I sistemi di osservazione a scopo di difesa planetaria sono sempre attivi per scoprire nuovi oggetti celesti che potrebbero costituire una minaccia per il nostro Pianeta.
Ma come sapere se tutto funziona come dovrebbe, e quali sono i margini di miglioramento per la reattività dei sistemi di rilevamento e la precisione delle analisi delle traiettorie?
Per rispondere a queste domande, più di 100 astronomi e astronome da 18 paesi hanno partecipato a una “esercitazione” coordinata a livello internazionale che ha simulato la scoperta e la caratterizzazione di un oggetto potenzialmente pericoloso, e messo alla prova le nostre capacità di risposta, allo scopo di migliorare le possibilità effettive di proteggere il Pianeta da eventuali minacce spaziali.
A questo scopo, l’anno scorso un asteroide caratterizzato da un passaggio ravvicinato alla Terra è stato “nascosto” dal database di difesa planetaria per sperimentare quanto velocemente e quanto precisamente potesse essere ricavata nuovamente la sua traiettoria.
Secondo i risultati pubblicati in uno studio sul Planetary Science Journal il 31 maggio scorso, l’esercitazione, coordinata dall’International Asteroid Warning Network (IAWN) e dal Planetary Defense Coordination Office (PDCO) della NASA, ha dimostrato che la comunità internazionale di difesa planetaria può agire rapidamente per identificare e valutare la pericolosità di un oggetto celeste appena scoperto.
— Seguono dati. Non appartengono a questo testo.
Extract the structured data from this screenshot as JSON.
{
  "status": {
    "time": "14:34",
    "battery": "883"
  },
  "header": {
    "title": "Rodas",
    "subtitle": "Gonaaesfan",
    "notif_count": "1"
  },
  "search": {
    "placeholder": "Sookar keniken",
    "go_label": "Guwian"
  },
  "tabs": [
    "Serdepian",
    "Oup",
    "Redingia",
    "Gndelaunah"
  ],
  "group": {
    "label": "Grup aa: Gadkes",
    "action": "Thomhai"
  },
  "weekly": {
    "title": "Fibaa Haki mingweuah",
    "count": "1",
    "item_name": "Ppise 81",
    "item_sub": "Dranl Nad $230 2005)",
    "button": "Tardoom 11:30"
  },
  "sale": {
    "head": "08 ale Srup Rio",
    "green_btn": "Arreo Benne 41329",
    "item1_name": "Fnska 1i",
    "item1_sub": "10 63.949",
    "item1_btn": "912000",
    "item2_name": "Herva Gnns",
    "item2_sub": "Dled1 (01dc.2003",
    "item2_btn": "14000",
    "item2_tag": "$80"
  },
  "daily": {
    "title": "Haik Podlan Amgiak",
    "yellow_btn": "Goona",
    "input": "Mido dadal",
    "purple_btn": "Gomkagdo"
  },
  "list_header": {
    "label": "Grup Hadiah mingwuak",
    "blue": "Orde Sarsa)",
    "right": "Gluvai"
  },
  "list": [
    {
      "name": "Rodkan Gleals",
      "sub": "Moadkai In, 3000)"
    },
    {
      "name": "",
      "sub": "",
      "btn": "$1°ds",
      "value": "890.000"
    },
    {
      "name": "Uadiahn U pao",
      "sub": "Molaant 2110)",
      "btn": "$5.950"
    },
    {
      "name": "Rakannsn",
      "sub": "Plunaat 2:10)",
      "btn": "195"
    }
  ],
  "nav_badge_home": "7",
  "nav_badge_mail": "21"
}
Protagonista di questa esercitazione è stato 99942 Apophis, un asteroide di circa 400 m di diametro, scoperto nel 2004, per il quale era stata calcolata una probabilità d’impatto con la Terra per il 13 aprile 2029 di quasi il 3%, il valore più alto mai ottenuto per un NEA.
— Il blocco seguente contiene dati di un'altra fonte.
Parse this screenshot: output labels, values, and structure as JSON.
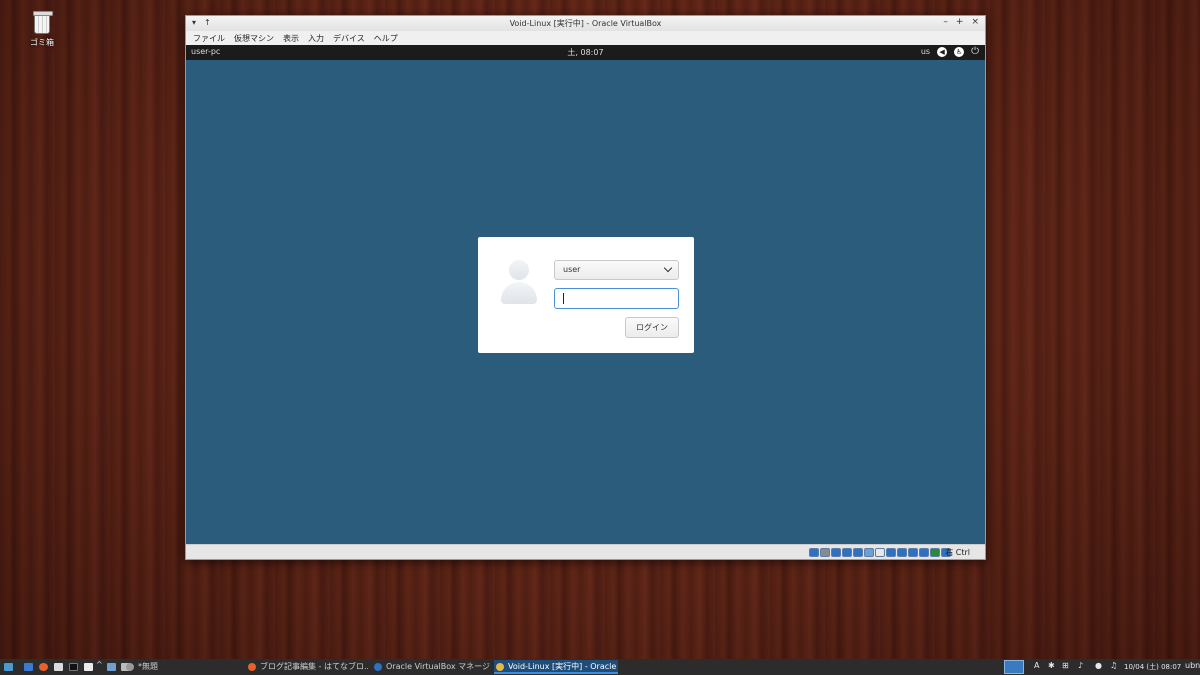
{
  "desktop": {
    "trash_label": "ゴミ箱"
  },
  "vbox": {
    "title": "Void-Linux [実行中] - Oracle VirtualBox",
    "menu": [
      "ファイル",
      "仮想マシン",
      "表示",
      "入力",
      "デバイス",
      "ヘルプ"
    ],
    "host_key": "右 Ctrl",
    "status_icon_colors": [
      "#2f70c0",
      "#8a8a8a",
      "#2f70c0",
      "#2f70c0",
      "#2f70c0",
      "#6aa0d8",
      "#e8e8e8",
      "#2f70c0",
      "#2f70c0",
      "#2f70c0",
      "#2f70c0",
      "#2a8a3a",
      "#2f70c0"
    ]
  },
  "guest": {
    "hostname": "user-pc",
    "clock": "土, 08:07",
    "keyboard": "us",
    "background_color": "#2b5c7c",
    "login": {
      "user": "user",
      "button": "ログイン"
    }
  },
  "taskbar": {
    "tasks": [
      {
        "label": "*無題",
        "icon": "text-editor-icon",
        "color": "#999"
      },
      {
        "label": "ブログ記事編集 - はてなブロ...",
        "icon": "firefox-icon",
        "color": "#e8602a"
      },
      {
        "label": "Oracle VirtualBox マネージ...",
        "icon": "virtualbox-icon",
        "color": "#2f70c0"
      },
      {
        "label": "Void-Linux [実行中] - Oracle ...",
        "icon": "virtualbox-icon",
        "color": "#e6b84a"
      }
    ],
    "datetime": "10/04 (土) 08:07",
    "user": "ubn",
    "keyboard_indicator": "A"
  }
}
Diciassette anni di osservazioni hanno poi successivamente escluso la possibilità di impatto almeno per il prossimo secolo, ma resta comunque un oggetto esemplare per valutare le capacità dei sistemi di difesa planetaria.
Per questa esercitazione, sono stati usati i dati riferiti all’ultimo passaggio ravvicinato di Apophis tra il dicembre 2020 e il marzo 2021, senza utilizzare nessuna delle informazioni ricavate da osservazioni precedenti.
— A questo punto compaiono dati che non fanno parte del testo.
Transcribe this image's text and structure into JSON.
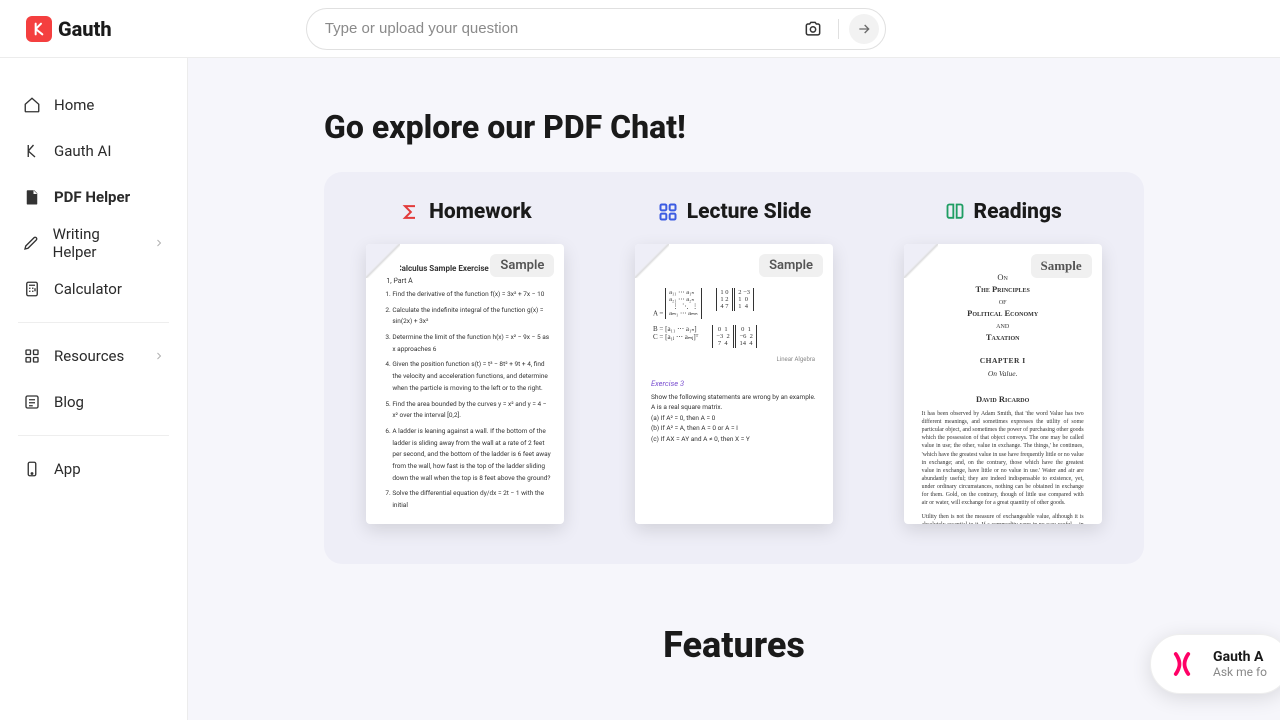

L’asteroide è stato quindi “scoperto” il 4 dicembre 2020 dal progetto Catalina Sky Survey della NASA, e trattato come un nuovo oggetto dal Minor Planet Center, l’organizzazione statunitense che gestisce il database globale di asteroidi e comete.
Sono poi seguiti altri rilevamenti da parte del Asteroid Terrestrial-impact Last Alert System (ATLAS), con sede alle Hawaii e finanziato dalla NASA, e del Panoramic Survey Telescope and Rapid Response System (Pan-STARRS).
Alle osservazioni si è unito anche il telescopio spaziale a infrarossi NEOWISE, noto per aver identificato la cometa che è diventata visibile dalla Terra nel luglio-agosto 2020.
Durante l’avvicinamento dell’asteroide nel marzo 2021, gli astronomi del JPL hanno utilizzato la parabola di Goldstone della NASA, situata in California, in modalità radar per visualizzare e misurare con precisione la velocità e la distanza dell’asteroide.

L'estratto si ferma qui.